@jeffbangquil Transaction authorisation will be a very cool feature to have. But the user permission system in Manager is currently not ready for this feature . There is a lot of work to be done to improve the user permission before further advancements (including authorisation) could be made.
See this thread for example
I have been waiting since 2014 to have the system’s user permission workflow improved so that I could go commercial with it here in my country (issue proposals to get organisations to buy and and I get something from installing and setup) but I have waited in vain, price, user permission and occasionally authorisation is what they all ask about first. No organisation will deploy the system in their server here in my country currently with the nature of user permission workflow Manager currently has, the risk is too high (my only disappointment with manager.io)
Authorisation to post and strong user permission is very much a very basic requirement in accounting software these days but to my surprise it totally ignored here. Looks like the Manager.io team is focused on perfecting the desktop version for now and maybe in the future they may consider enhancing user permission and perhaps include authorisation to post.
I would be very surprised if supporting a particular deployment platform was a major focus of Managers feature release plans (particularly the one which produces no financial return). Looking a what software development is actually achieving, the reverse appears to be the case, ie supporting a broad range of deployment platforms.
I do however agree any product can not be everything to everyone. It is sensible to for Manager to be optimised for a particular market segment. Both in terms of:
Product function:- Accounting program, Material management system, Budget forecasting, Personnel management, etc). As well as
Business size:- personal records, sole trader, small business, Large business / corporation.
What is a “basic requirement” is very dependant on what market segment the software targets. As the target business size increases, authorisation requirements become more complex. However so does program complexity and cost to support the program.
Hence product focus is important. Clearly I have zero input in any of this other than to observe specifying a “basic requirement” really does depend on what each user perceives Managers main market to be.
Before I add a comment again let me put this down first. Manual way of checking unauthorised entry in the system is also very good option, and we must consider that too as we wait. A stamp and signature of an approving officer on source documents to be entered in the system is an example of manual authorisation. All entries without this signature and stamp will be considered as a unauthorised. I admit a control mechanism in the software itself will always be better.
I also have this idea that this can be limited to important modules in the meantime if the programmer is interested in adding the feature and setting it up requires doing it for every module. For example starting with the payment and receipt, journal entries and purchase invoice modules.
My suggestion for initial basic multi level authorization is to consider introducing Payment Voucher which can be copied to create a payment by the authorising officer. The payment vouchet should be a mere record without any financial effect just like the purchase order.
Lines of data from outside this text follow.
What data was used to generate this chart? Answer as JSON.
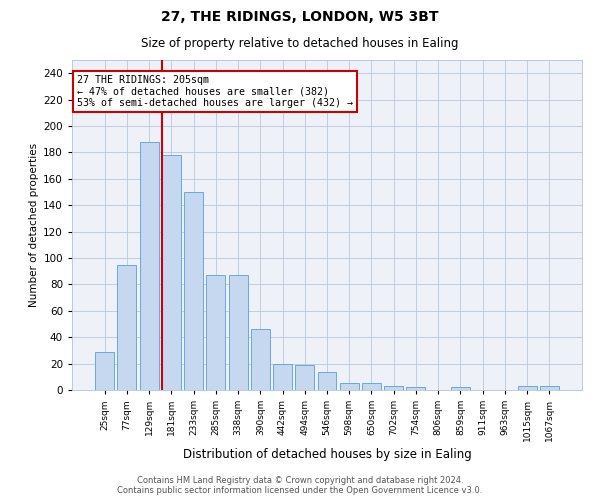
{
  "title1": "27, THE RIDINGS, LONDON, W5 3BT",
  "title2": "Size of property relative to detached houses in Ealing",
  "xlabel": "Distribution of detached houses by size in Ealing",
  "ylabel": "Number of detached properties",
  "categories": [
    "25sqm",
    "77sqm",
    "129sqm",
    "181sqm",
    "233sqm",
    "285sqm",
    "338sqm",
    "390sqm",
    "442sqm",
    "494sqm",
    "546sqm",
    "598sqm",
    "650sqm",
    "702sqm",
    "754sqm",
    "806sqm",
    "859sqm",
    "911sqm",
    "963sqm",
    "1015sqm",
    "1067sqm"
  ],
  "values": [
    29,
    95,
    188,
    178,
    150,
    87,
    87,
    46,
    20,
    19,
    14,
    5,
    5,
    3,
    2,
    0,
    2,
    0,
    0,
    3,
    3
  ],
  "bar_color": "#c5d8f0",
  "bar_edge_color": "#5a9fd4",
  "property_line_label": "27 THE RIDINGS: 205sqm",
  "annotation_line1": "← 47% of detached houses are smaller (382)",
  "annotation_line2": "53% of semi-detached houses are larger (432) →",
  "ylim": [
    0,
    250
  ],
  "yticks": [
    0,
    20,
    40,
    60,
    80,
    100,
    120,
    140,
    160,
    180,
    200,
    220,
    240
  ],
  "annotation_box_color": "#ffffff",
  "annotation_box_edge_color": "#cc0000",
  "footer_line1": "Contains HM Land Registry data © Crown copyright and database right 2024.",
  "footer_line2": "Contains public sector information licensed under the Open Government Licence v3.0.",
  "background_color": "#eef2f8"
}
Junior officers without authority to post payments is given the payment voucher without access to the payment tab.
I have been using the purchase order and purchase invoice feature for this purpose. Procurement officers have access to purchase quotes and purchase orders but have no access to purchase invoice. The Finance Officer has view access to purchase orders and can copy to create purchase invoice. The developers can consider a similar flow on payment to start with as they think about a comprehensive approval system.
If the Payment Voucher tab is availanle then Juniors could not have access to the payment tab. They could be given access to only the Payment voucher tab to prepare the payment voucher which their superior with payment access can copy to create the payment after review and approval. Just like the current purchase order and purchase invoice feature, the status of the Payment Voucher will change from pending to posted or approved once it is copied by the superior to create the payment
The best thing about this idea is that (especially for those who think multi-level authorization isn’t necessary) a choice will be there to enable or hide Payment Voucher tab (or whatever name it might be called if introduced).
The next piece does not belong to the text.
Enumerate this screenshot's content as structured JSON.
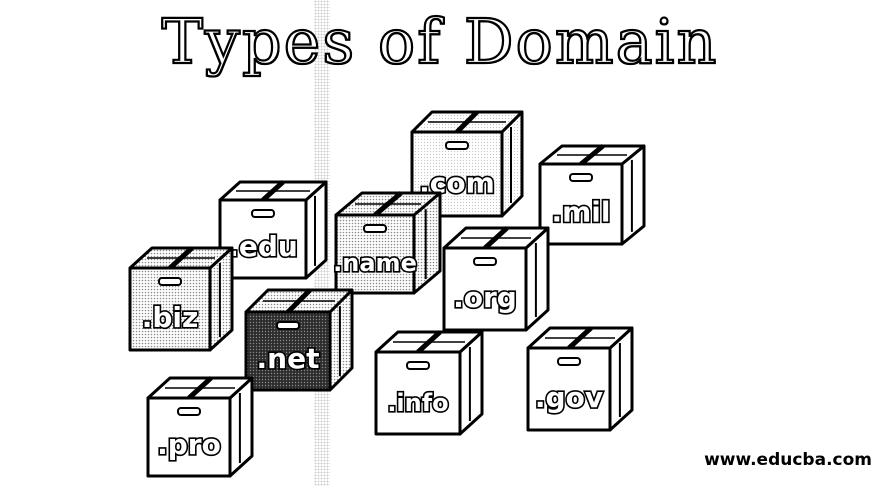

I understand that the below suggestion may not work in all scenarios (depending on company size and structure etc), but I still believe it may be a great help for many.
Basically to allow the “payer” of an expense to make an expense claim as a “expense claim request” directly in Manager. He/she list the items and attached the receipts as attachments.
Thereafter, the person responsible for the accounts may post each item to the correct account The “account responsible person” could also “tick” a box verifying that “approval” has been given (Approval may follow whatever process the company have in place - in its simplest form it may be that a printed version of the “claim” has been signed off by the “approver”). Only after this is done are the expense claim entries “posted” into the account ledgers.
This could be a simple “expense claim procedure” that may be sufficient for many smaller organisations.
an expense claim does not record any movement of company funds. it just records a purchase made by the expense claim payer on behalf of the company.
so a payment transaction to the expense claim payer acts like an approval process after verifying the expense claim entered.
your suggestion would only add an additional task to the process which in my opinion would be unncessary.